POLANTZ: This question stirs the history nerd in me. As much as these cases are about Trump the man, they're really about the long arc of democracy. And they arose and ended in such very different ways. Those are big statements, so let me explain the two cases with this comparison: Think of emoluments like a dark corner of a house built in the 1700s (by the Framers!), where no one since then has ever looked around. What the Supreme Court did in that case was say that the lights in that corner are going to stay off.
In the Vance case, that's a "closet in our house" metaphor where someone turns on the lights every few decades, most notably during the Nixon administration with Watergate (there were other times before Nixon, too, but I'll save an incredible story about Aaron Burr's treason trial for Twitter). Essentially, Trump's years in office kicked up dust in a lot of dark corners of our system of governance, about the separation of powers and the Constitution, and not all of the questions he raised will be answered. But in the case of the tax documents, SCOTUS flipped on the lights, briefly, again.
Merrick Garland's confirmation hearing, finally. Denied a confirmation hearing by Mitch McConnell after President Barack Obama nominated him to a Supreme Court seat, Merrick Garland now has bipartisan support to be Biden's attorney general. Read about his confirmation hearing, and his pledge to prosecute White supremacists, here.

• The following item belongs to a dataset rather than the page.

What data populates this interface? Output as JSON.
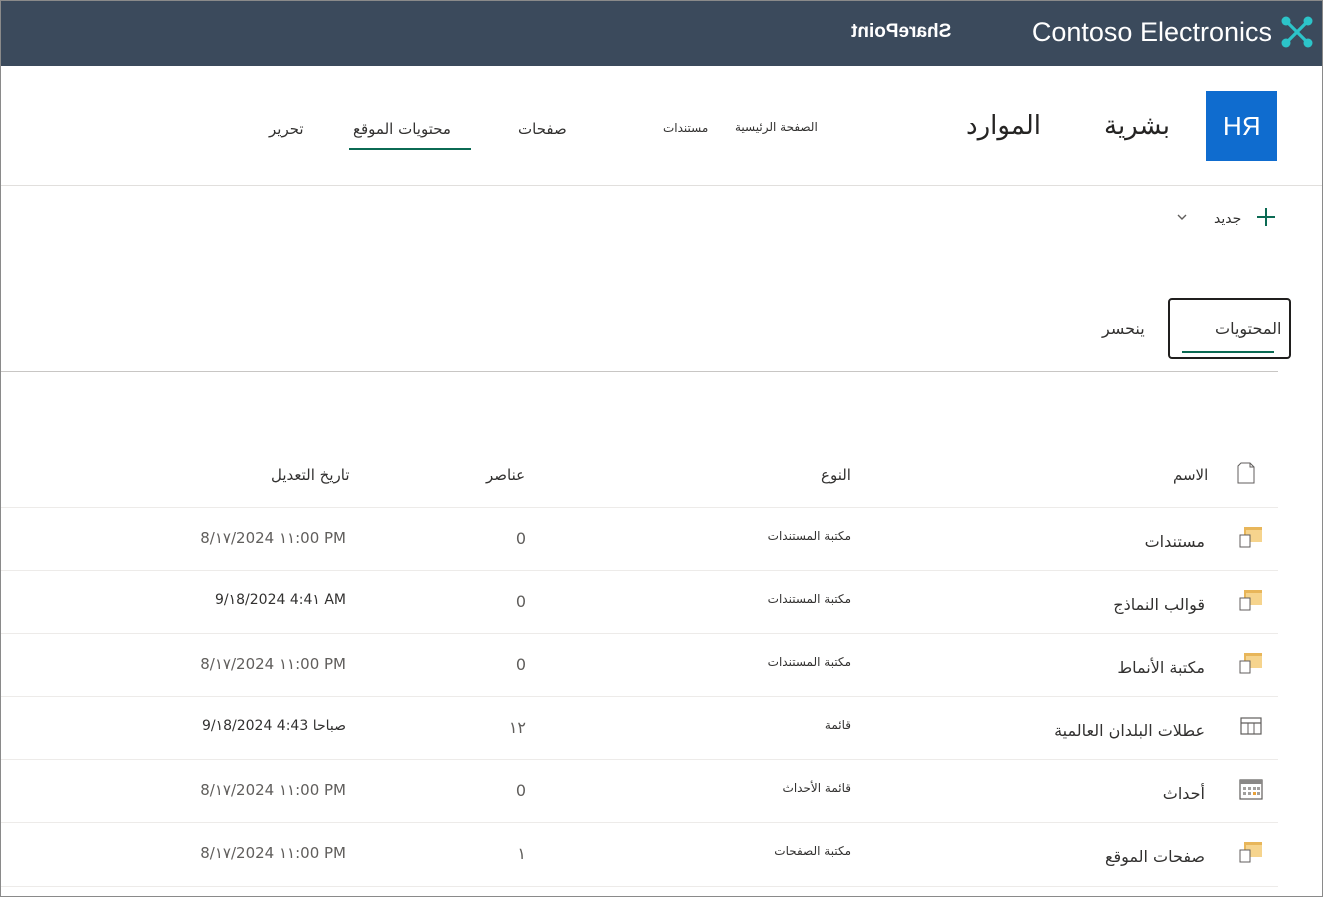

Neera Tanden on the brink. With moderate Republican Sen. Susan Collins questioning her qualifications and conservative Democratic Sen. Joe Manchin opposed, Biden's Office of Management and Budget nominee Neera Tanden's confirmation is in trouble. She's certainly said critical things of everyone from Republican senators to Vermont's Sen. Bernie Sanders. The fact that Tanden is struggling may confuse some people who saw Trump's first nominee, Mick Mulvaney, a bona fide tea party Republican, get confirmed.
Dominion sues MyPillow CEO for $1.3 billion. The company is seeking damages from Trump ally Mike Lindell, who suggested in public appearances and social media posts that the election technology company had rigged the 2020 results.